On Blu-ray, Shout this week issues a deluxe edition of Mel Brooks’ classic farce The Producers (1968), which eventually spawned a Broadway triumph in 2001 (and a flop film in 2005, which has its good points, too). Seeing that show was a highlight of my theatregoing life, an experience the movie couldn’t recapture. But, to my delight, another pinnacle has been revived for our viewing pleasure, this one more successfully. I saw Barrymore, Christopher Plummer’s one-ish-man show about his idol, John Barrymore, on Broadway in 1997, and while I can’t recall what I had for lunch yesterday I can still quote from William Luce’s play , which charts the alcoholic decline of the fading “Great Profile” as he attempts to mount a theatrical comeback in Richard III shortly before his death, at age 60. “My wife Katherine and I, Katherine and I had 27 good years…and then we met.” Great stuff, peerlessly performed by an actor in his later prime.

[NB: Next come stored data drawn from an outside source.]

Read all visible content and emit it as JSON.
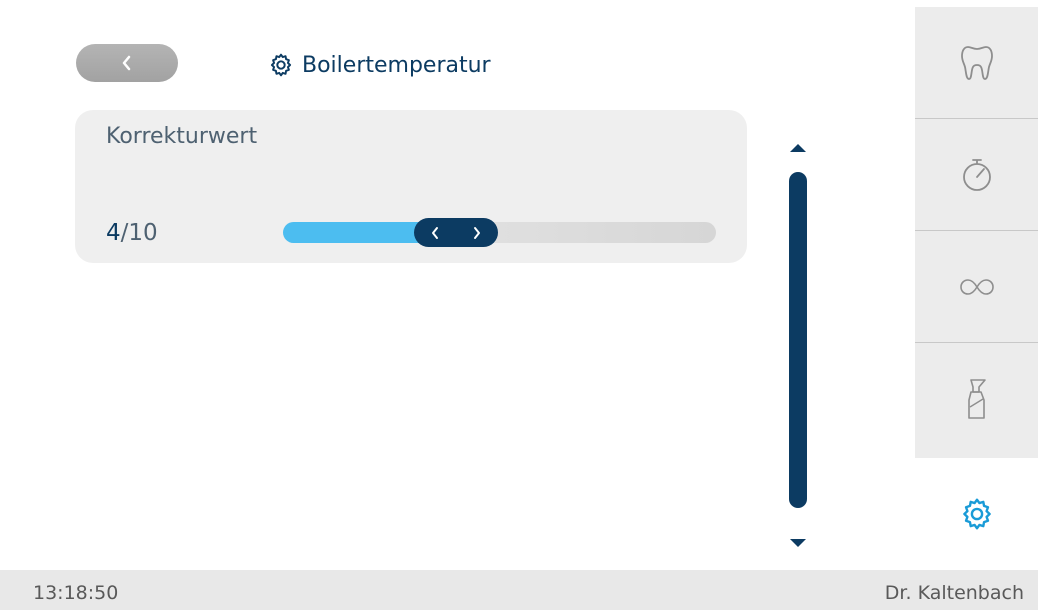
{
  "header": {
    "title": "Boilertemperatur",
    "title_icon": "gear-icon",
    "back_icon": "chevron-left-icon"
  },
  "setting": {
    "label": "Korrekturwert",
    "current": "4",
    "max": "/10",
    "value_fraction": 0.4
  },
  "sidebar": {
    "items": [
      {
        "icon": "tooth-icon"
      },
      {
        "icon": "stopwatch-icon"
      },
      {
        "icon": "infinity-icon"
      },
      {
        "icon": "spray-bottle-icon"
      }
    ],
    "active_icon": "gear-icon"
  },
  "status": {
    "time": "13:18:50",
    "user": "Dr. Kaltenbach"
  },
  "colors": {
    "accent": "#0c3b62",
    "slider_fill": "#4cbdf0",
    "active_icon": "#1a9bd7"
  }
}
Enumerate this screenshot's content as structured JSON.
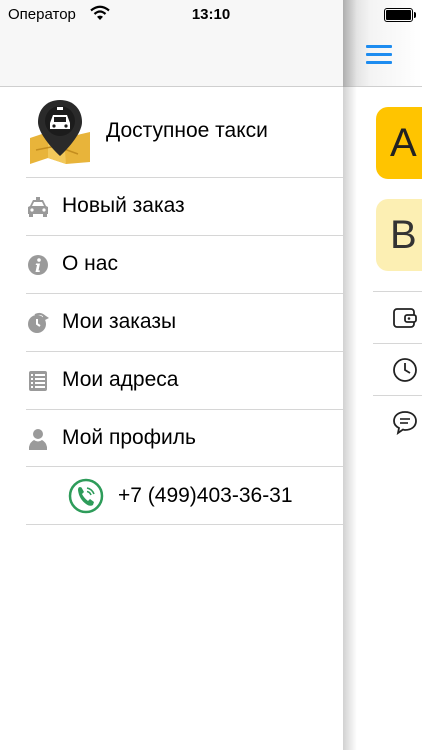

Plummer won a Tony for the play, which has gone on to have a half-life. A revised version was performed, and filmed, in Toronto in 2011, and Barrymore is now on DVD and Blu-ray. Director Erik Canuel has opened it up a bit (bringing on camera the play’s hitherto unseen prompter, who helps the legend through his lines, and adding a cinematic introduction and some projected scenery to augment some of the anecdotes) without pulling focus from Plummer’s astonishing performance, which has aged like the finest wine. An excellent, hour-long documentary, Backstage with Barrymore, encapsulates histories of the show and of Plummer, whose praises are sung by former co-stars Julie Andrews, Helen Mirren, and Zoe Caldwell. Buy or rent Barrymore today and celebrate Canada Day in style.